Washington Post reporter Patricia Sullivan found some happy archaeologists who discovered an ancient ship where a hotel is being built. (Of course, the hotel people are probably tearing their hair out right about now.)
Sullivan writes, “A large, heavy ship, scuttled between 1775 and 1798, is being dug out of its damp grave at the site of a new hotel construction project in Old Town Alexandria.
“Archaeologists found the partial hull of a ship at 220 S. Union Street, part of the city’s major redevelopment of the Potomac River waterfront. It’s on the same one-block site where workers two months ago discovered a 1755 foundation from a warehouse that is believed to have been the city’s first public building.
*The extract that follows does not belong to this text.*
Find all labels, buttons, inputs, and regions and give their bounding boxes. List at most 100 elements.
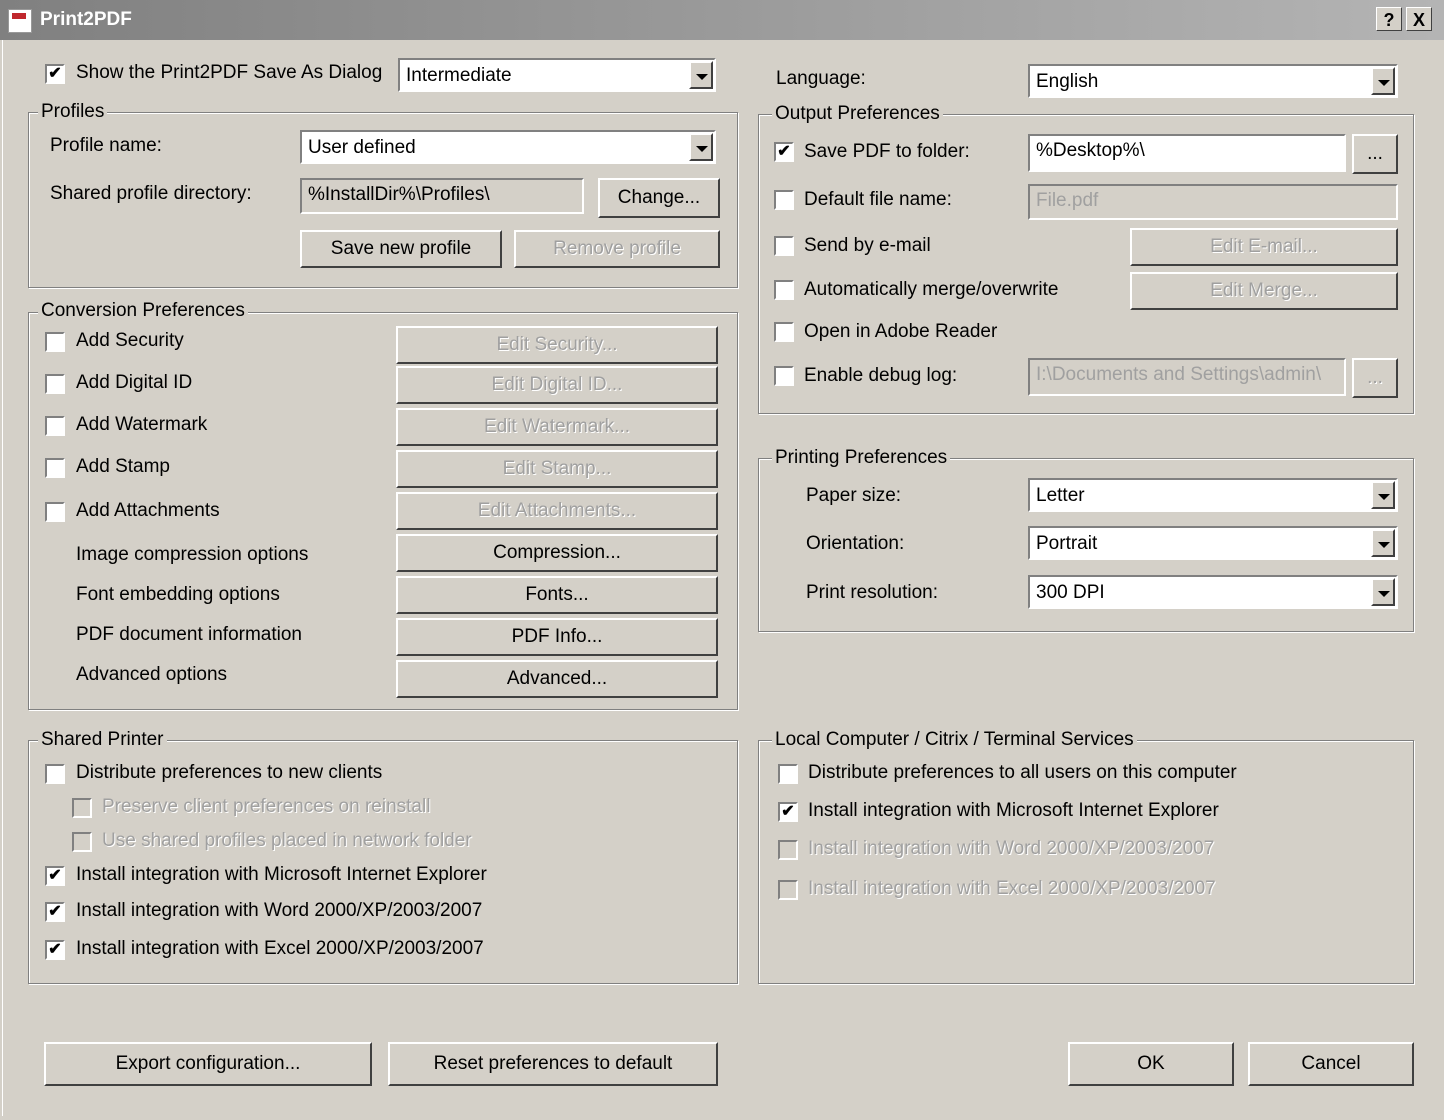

“ ‘It’s very rare. This almost never happens,’ said Dan Baicy, the hard-hatted field director for Thunderbird Archaeology, the firm watching for historic evidence during construction. ‘In 15 years that I’ve done this work, I’ve never run into this kind of preservation in an urban environment where there’s so much disturbance.’ …
“Digging by hand, archaeology crews uncovered a nearly 50-foot-long remnant of the keel, frame, stern and flooring, estimated to be about one-third of the original hull. The wood did not decay, Baicy said, because once it was buried, oxygen could not reach it. …
“The find has archaeologists surprised and ecstatic. Unlike the warehouse, which was noted in old city records, there was no known documentation of the buried ship’s existence.”
Photo: Kate Patterson/The Washington Post
Remnants of a late-18th-century vessel were discovered during excavations for a new hotel on the Old Town Alexandria waterfront.